In this study, authoritative parenting is defined as a parenting style characterized by high parental demandingness (or control) and responsiveness (or warmth) following the theory of parenting styles (Baumrind, 1991; Maccoby & Martin, 1983). However, more recent researchers have argued that parental responsiveness and warmth are distinct constructs and have differential effects on child outcomes (Davidov & Grusec, 2006). Specifically, parental responsiveness was related to better regulation of negative affect, whereas parental warmth was related to better regulation of positive affect (Davidov & Grusec, 2006). In this light, it is possible that parental responsiveness, but not parental warmth, would buffer the harmful effect of maladaptive emotion-focused coping on anxiety. Future research is needed to verify this claim.

Implications

This study highlights the importance of the interaction between a personal factor (maladaptive emotion-focused coping) and an environmental factor (paternal authoritative parenting) in the development of anxiety symptoms among preadolescent children. The present findings offer valuable insights into the interventions for childhood anxiety. Specifically, as the current findings reflect that paternal parenting may buffer the adverse effect of a personal risk factor, it may be beneficial to involve fathers in the interventions for childhood anxiety. Research has revealed that involving parents in interventions for anxious children may improve treatment efficacy (Wong et al., 2020). Besides, this study found that maladaptive emotion-focused coping was related to greater anxiety at a low level of paternal authoritative parenting. In this light, parent education programs that promote authoritative parenting practices (Wolfe & Hirsch, 2003) may be efficacious in reducing anxiety in children, especially those children with dysfunctional emotion regulation styles.
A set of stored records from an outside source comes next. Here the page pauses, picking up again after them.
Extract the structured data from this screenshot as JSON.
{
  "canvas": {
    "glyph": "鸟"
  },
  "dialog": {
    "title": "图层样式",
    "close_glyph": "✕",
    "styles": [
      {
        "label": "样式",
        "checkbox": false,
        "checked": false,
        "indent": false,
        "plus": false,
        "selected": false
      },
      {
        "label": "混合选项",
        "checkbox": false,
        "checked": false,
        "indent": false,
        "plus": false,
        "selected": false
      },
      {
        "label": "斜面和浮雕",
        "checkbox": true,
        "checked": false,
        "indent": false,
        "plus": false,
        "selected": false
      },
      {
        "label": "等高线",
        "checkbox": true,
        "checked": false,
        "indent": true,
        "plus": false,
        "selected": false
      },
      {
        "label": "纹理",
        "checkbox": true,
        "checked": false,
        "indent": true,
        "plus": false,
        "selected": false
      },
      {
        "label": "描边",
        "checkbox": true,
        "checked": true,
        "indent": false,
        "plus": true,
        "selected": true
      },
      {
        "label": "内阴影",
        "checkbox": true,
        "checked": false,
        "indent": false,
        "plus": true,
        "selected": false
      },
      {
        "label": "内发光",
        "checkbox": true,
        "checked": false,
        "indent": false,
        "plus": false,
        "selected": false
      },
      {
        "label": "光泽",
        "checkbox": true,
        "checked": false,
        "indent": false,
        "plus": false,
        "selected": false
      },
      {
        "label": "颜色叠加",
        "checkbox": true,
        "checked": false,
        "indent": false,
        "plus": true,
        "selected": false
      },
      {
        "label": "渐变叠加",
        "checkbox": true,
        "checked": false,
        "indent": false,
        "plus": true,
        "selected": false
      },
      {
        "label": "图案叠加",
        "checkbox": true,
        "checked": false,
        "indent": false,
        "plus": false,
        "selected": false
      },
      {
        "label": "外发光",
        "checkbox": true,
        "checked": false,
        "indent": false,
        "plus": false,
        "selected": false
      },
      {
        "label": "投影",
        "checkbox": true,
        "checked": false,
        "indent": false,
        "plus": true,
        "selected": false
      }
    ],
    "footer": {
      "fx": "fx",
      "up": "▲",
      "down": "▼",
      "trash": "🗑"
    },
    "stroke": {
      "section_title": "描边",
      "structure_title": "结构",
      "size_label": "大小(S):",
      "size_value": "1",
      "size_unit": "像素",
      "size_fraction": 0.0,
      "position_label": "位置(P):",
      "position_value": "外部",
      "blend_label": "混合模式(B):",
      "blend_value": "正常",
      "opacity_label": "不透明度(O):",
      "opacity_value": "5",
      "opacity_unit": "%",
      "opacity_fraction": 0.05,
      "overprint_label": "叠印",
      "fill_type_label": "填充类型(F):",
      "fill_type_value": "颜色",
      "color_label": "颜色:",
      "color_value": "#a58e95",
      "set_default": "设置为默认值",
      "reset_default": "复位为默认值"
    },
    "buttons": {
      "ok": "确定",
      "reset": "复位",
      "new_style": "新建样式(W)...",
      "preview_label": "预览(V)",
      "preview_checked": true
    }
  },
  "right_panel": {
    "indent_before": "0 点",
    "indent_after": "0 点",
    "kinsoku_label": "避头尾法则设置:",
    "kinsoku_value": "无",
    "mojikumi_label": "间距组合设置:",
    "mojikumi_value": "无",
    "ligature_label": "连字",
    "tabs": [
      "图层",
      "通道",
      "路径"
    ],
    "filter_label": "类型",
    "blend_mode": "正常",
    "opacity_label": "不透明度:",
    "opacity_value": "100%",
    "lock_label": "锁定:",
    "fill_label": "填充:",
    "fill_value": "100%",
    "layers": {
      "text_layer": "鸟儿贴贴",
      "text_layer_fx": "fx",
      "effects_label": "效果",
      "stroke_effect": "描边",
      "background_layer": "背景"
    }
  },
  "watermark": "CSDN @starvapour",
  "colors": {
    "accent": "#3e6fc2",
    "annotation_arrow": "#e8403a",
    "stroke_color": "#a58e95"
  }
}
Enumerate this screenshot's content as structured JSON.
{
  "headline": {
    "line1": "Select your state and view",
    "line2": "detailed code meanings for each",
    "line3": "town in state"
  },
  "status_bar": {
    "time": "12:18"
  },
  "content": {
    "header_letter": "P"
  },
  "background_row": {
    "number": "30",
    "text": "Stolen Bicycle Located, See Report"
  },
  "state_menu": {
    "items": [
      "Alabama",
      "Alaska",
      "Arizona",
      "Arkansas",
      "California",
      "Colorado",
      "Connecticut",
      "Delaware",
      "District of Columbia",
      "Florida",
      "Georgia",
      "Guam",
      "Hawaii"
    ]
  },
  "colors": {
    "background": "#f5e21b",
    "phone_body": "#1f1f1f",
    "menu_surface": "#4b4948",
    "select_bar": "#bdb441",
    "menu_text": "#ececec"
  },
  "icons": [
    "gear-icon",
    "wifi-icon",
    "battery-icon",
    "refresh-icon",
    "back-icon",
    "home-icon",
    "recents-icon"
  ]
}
Limitations and Directions for Further Research

This study has several limitations. First, this study relied on self-reported data from a single informant. Future research is suggested to use data from multiple informants such as children and parents. Second, this study focused on emotion-focused coping strategies (avoidance, wishful thinking, and self-blame) that are regarded as maladaptive. Scholars have identified various emotion-focused coping strategies (e.g., acceptance, positive reappraisal) that are more adaptive (Garnefski & Kraaij, 2018). Further research is needed to understand whether authoritative parenting may also moderate the effect of adaptive emotion-focused coping. Third, this study focused on the moderating role of authoritative parenting only. While authoritative parenting is regarded as a positive parenting style that promotes children’s well-being, the other three parenting styles, authoritarian parenting, permissive parenting, and neglectful parenting are viewed as negative parenting styles that undermine children’s well-being (Pinquart, 2017; Lo et al., 2020b; Wong et al., 2019). Further studies are recommended to determine whether these three parenting styles may increase the association between maladaptive emotion-focused coping and anxiety in children. Fourth, this study only examined a parenting style but not parenting dimensions and practices. Future work is suggested to investigate whether positive parenting dimensions and practices may buffer the detrimental effect of maladaptive emotion-focused coping. Fifth, the current study recruited a non-clinical sample of children. Future work is required to investigate whether the current findings are applicable to clinical samples of anxious children.

Conclusion

Previous work on childhood anxiety has mainly focused on the main effects of predictors on anxiety. This study extends the existing literature by examining the potential moderating effect of authoritative parenting on the association between maladaptive emotion-focused coping and anxiety among preadolescent children using a longitudinal design. The results showed that the prospective relationship between maladaptive emotion-focused coping and anxiety was significantly buffered by paternal authoritative parenting. More use of maladaptive emotion-focused coping predicted higher anxiety when paternal authoritative parenting was low but not when paternal authoritative parenting was medium or high. These findings offer valuable practical implications for alleviating children’s anxiety symptoms.